Our annual Charity Accountants Conference in November provided a valuable opportunity to pause and reflect on the state of the sector – where we’ve come from, the challenges we’re navigating, and the opportunities ahead. With an opening keynote from Simon Hopkins on the changing face of charity finance, the scene was set for a thoughtful and wide-ranging discussion.
Here, Jonathan Orchard shares his key takeaways.
It’s no secret that it remains a tough environment for many charities. Economic pressures – from the cost-of-living crisis to sluggish growth and rising demand – continue to reshape how organisations fund their work, how they design services, and how they engage with the communities they serve.
In this environment, the finance function should no longer be (if it ever was) simply a technical or back-office role. Increasingly, it plays a central part in shaping organisational resilience, decision-making, and long-term direction.
When Simon delivered a session at our conference a decade ago, the sector was facing a similarly unsettled period. High-profile charity failures, most notably Kids Company, led to intense public scrutiny and a shift in expectations around governance, value for money, and impact reporting.
In November, we found ourselves once again reflecting on how external pressures – economic, regulatory, and social – are driving significant internal transformation across the sector.
And yet, something has changed.
Over the past ten years, there has been a steady but meaningful shift in how charity finance leadership is understood and practised. More finance professionals are stepping beyond purely technical expertise and into broader strategic and organisational roles – bringing confidence, judgement, and insight to the heart of their organisations.
As Simon reflected in his keynote, the sector has moved ‘from leadership of finance to leadership from finance’. That shift felt particularly tangible in the discussions throughout the conference.
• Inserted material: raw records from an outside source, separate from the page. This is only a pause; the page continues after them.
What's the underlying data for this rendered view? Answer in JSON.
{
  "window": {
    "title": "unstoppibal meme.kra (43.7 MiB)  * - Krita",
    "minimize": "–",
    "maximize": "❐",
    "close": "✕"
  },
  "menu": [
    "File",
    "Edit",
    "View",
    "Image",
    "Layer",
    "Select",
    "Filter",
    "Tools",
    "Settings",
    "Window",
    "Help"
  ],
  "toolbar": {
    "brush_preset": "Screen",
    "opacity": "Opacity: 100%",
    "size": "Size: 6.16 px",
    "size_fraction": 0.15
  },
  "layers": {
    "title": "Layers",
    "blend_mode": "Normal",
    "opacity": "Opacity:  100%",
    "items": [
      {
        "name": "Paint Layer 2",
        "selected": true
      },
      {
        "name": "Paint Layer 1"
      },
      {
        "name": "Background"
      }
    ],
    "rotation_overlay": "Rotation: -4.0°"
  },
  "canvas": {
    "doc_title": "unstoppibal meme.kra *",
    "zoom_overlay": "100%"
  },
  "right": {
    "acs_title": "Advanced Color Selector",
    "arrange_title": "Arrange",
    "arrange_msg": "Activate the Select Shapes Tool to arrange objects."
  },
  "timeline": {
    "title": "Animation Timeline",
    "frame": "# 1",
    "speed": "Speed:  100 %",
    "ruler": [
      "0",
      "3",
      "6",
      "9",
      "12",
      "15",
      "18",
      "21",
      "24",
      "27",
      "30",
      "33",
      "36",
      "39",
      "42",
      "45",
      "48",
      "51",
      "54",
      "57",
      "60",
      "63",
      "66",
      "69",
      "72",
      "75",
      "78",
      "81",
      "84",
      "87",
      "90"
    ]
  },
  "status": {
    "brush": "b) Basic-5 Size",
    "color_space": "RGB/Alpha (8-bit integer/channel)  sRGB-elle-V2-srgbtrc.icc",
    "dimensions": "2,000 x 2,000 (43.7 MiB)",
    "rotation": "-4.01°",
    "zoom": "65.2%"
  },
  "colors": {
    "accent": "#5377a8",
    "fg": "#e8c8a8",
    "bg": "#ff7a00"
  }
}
Finance teams are no longer on the periphery. They have rightly earned their place at the centre of conversations about strategy, risk, culture, and impact. That central role is only becoming more important as charities respond to a set of powerful, interlocking forces for change:
Technological change
Technology is evolving faster than at any point in history. AI and automation are moving from abstract concepts to practical tools, increasingly shaping forecasting, reporting, and decision-making. This creates opportunities for finance teams to help design systems that connect data, insight, and organisational priorities more effectively.
Regulatory change
The new SORP, alongside wider governance and compliance expectations, reinforces the need for strong systems and consistent behaviours. Finance leaders have a key role to play in helping organisations adapt proactively, embedding good governance into day-to-day operations rather than responding reactively to external pressure.
Social change
Charities remain among the UK’s most trusted institutions, and with that trust comes responsibility. Finance professionals are increasingly required to help tell the organisation’s story – translating financial information into meaning, and connecting numbers to purpose, impact, and values.
Economic change
From austerity and Brexit to the pandemic and ongoing cost-of-living pressures, charities have had to navigate sustained uncertainty. Financial insight has become essential to building resilience, supporting difficult decisions, and planning for an unpredictable future.
Taken together, these forces mean the finance function can no longer be defined solely by technical excellence. The role has become strategic, organisational, and deeply human.
In his keynote, Simon posed a challenging question: is it enough for finance to remain a technical support function, or should it sit at the heart of a charity’s emotional and strategic narrative?
It’s clear that many finance leaders are already stepping into that space. As the sector looks ahead, the challenge – and opportunity – is to continue thinking bigger, acting bolder, and embracing a form of financial leadership that goes well beyond the spreadsheet.